The implementation of GetTime2 is here:
package org.apache.storm.sql.runtime.functions.scalar.datetime;
public class GetTime2 {
public static Long evaluate(String dateString, String dateFormat) {
try {
DateTimeFormatter df = DateTimeFormat.forPattern(dateFormat).withZoneUTC();
return df.parseDateTime(dateString).getMillis();
} catch (Exception ex) {
throw new RuntimeException(ex);
}
}
}
This class can be used for UDF since it defines static evaluate
method. The SQL type of parameters and return are determined by Calcite which Storm SQL depends on.

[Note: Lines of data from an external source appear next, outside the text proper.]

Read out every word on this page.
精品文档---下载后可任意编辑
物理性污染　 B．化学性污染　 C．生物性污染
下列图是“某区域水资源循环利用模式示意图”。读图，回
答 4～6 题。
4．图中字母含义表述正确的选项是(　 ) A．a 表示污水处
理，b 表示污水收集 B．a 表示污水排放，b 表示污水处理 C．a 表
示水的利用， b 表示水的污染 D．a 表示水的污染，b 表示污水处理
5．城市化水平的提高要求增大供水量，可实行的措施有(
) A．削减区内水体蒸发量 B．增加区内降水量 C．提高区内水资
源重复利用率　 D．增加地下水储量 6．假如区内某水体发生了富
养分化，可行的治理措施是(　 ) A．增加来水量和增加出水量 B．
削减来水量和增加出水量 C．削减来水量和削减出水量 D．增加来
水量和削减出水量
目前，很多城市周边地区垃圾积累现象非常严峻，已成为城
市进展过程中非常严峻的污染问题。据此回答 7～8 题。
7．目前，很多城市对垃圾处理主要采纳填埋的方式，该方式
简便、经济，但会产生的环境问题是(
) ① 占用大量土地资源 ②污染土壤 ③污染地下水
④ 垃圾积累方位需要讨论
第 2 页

Note that this class should be in classpath, so in order to define UDF, you need to create jar file which contains UDF classes and run storm sql
with --jar
option.
This page assumes that GetTime2 is in classpath, for simplicity.
The last statement is very similar to filtering error logs. The only new thing is that we call GET_TIME(TIME_RECEIVED_UTC_ISOFORMAT, 'yyyy-MM-dd''T''HH:mm:ssZZ')

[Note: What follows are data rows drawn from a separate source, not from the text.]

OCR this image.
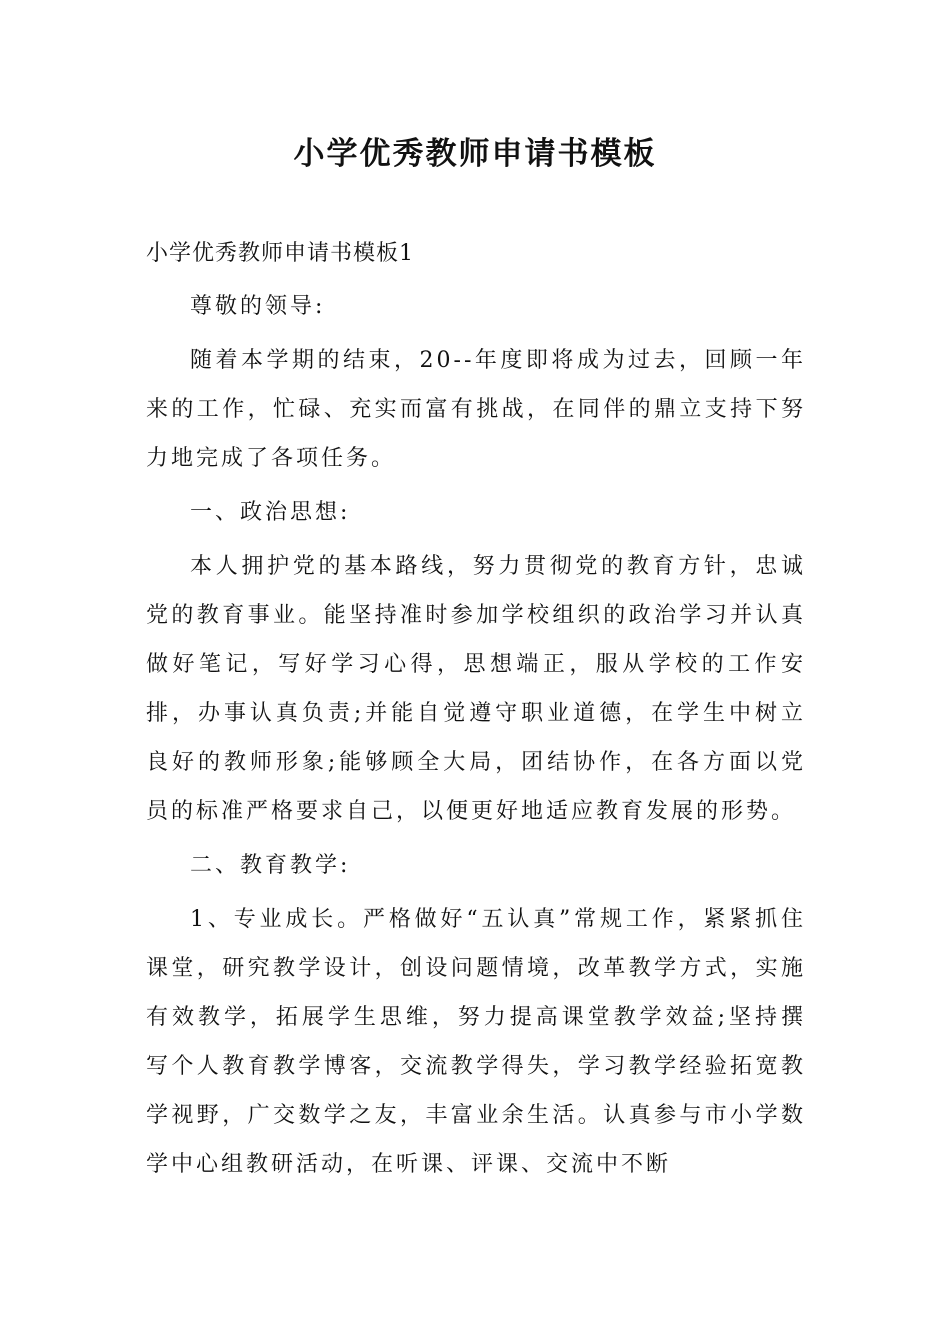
小学优秀教师申请书模板

小学优秀教师申请书模板1

尊敬的领导:

随着本学期的结束，20--年度即将成为过去，回顾一年来的工作，忙碌、充实而富有挑战，在同伴的鼎立支持下努力地完成了各项任务。

一、政治思想:

本人拥护党的基本路线，努力贯彻党的教育方针，忠诚党的教育事业。能坚持准时参加学校组织的政治学习并认真做好笔记，写好学习心得，思想端正，服从学校的工作安排，办事认真负责;并能自觉遵守职业道德，在学生中树立良好的教师形象;能够顾全大局，团结协作，在各方面以党员的标准严格要求自己，以便更好地适应教育发展的形势。

二、教育教学:

1、专业成长。严格做好“五认真”常规工作，紧紧抓住课堂，研究教学设计，创设问题情境，改革教学方式，实施有效教学，拓展学生思维，努力提高课堂教学效益;坚持撰写个人教育教学博客，交流教学得失，学习教学经验拓宽教学视野，广交数学之友，丰富业余生活。认真参与市小学数学中心组教研活动，在听课、评课、交流中不断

to convert string time to unix timestamp (BIGINT).
Let's execute it.
$ $STORM_DIR/bin/storm sql apache_log_slow_filtering.sql apache_log_slow_filtering --artifacts "org.apache.storm:storm-sql-kafka:2.0.0-SNAPSHOT,org.apache.storm:storm-kafka-client:2.0.0-SNAPSHOT,org.apache.kafka:kafka-clients:1.1.0^org.slf4j:slf4j-log4j12"
You can see the output via console:
$ kafka-console-consumer --zookeeper localhost:2181 --topic apache-slow-logs
and the output will be similar to:
{"ID":890502,"REMOTE_IP":"136.156.159.160","REQUEST_URL":"/list","REQUEST_METHOD":"GET","STATUS":200,"REQUEST_HEADER_USER_AGENT":"Mozilla/5.0 (Windows NT 5.01) AppleWebKit/5311 (KHTML, like Gecko) Chrome/13.0.860.0 Safari/5311","TIME_RECEIVED_UTC_ISOFORMAT":"2021-06-05T03:44:59+00:00","TIME_RECEIVED_TIMESTAMP":1622864699000,"TIME_ELAPSED_MS":638.579}
{"ID":890542,"REMOTE_IP":"105.146.3.190","REQUEST_URL":"/search/tag/list","REQUEST_METHOD":"DELETE","STATUS":200,"REQUEST_HEADER_USER_AGENT":"Mozilla/5.0 (X11; Linux i686) AppleWebKit/5332 (KHTML, like Gecko) Chrome/13.0.891.0 Safari/5332","TIME_RECEIVED_UTC_ISOFORMAT":"2021-06-05T05:54:27+00:00","TIME_RECEIVED_TIMESTAMP":1622872467000,"TIME_ELAPSED_MS":403.957}
...
That's it! Supposing we have UDF which queries geo location via remote ip, we can filter via geo location, or enrich geo location to transformed result.
We looked through several simple use cases for Storm SQL to learn Storm SQL features. If you haven't looked at Storm SQL integration and Storm SQL language, you need to read it to see full supported features.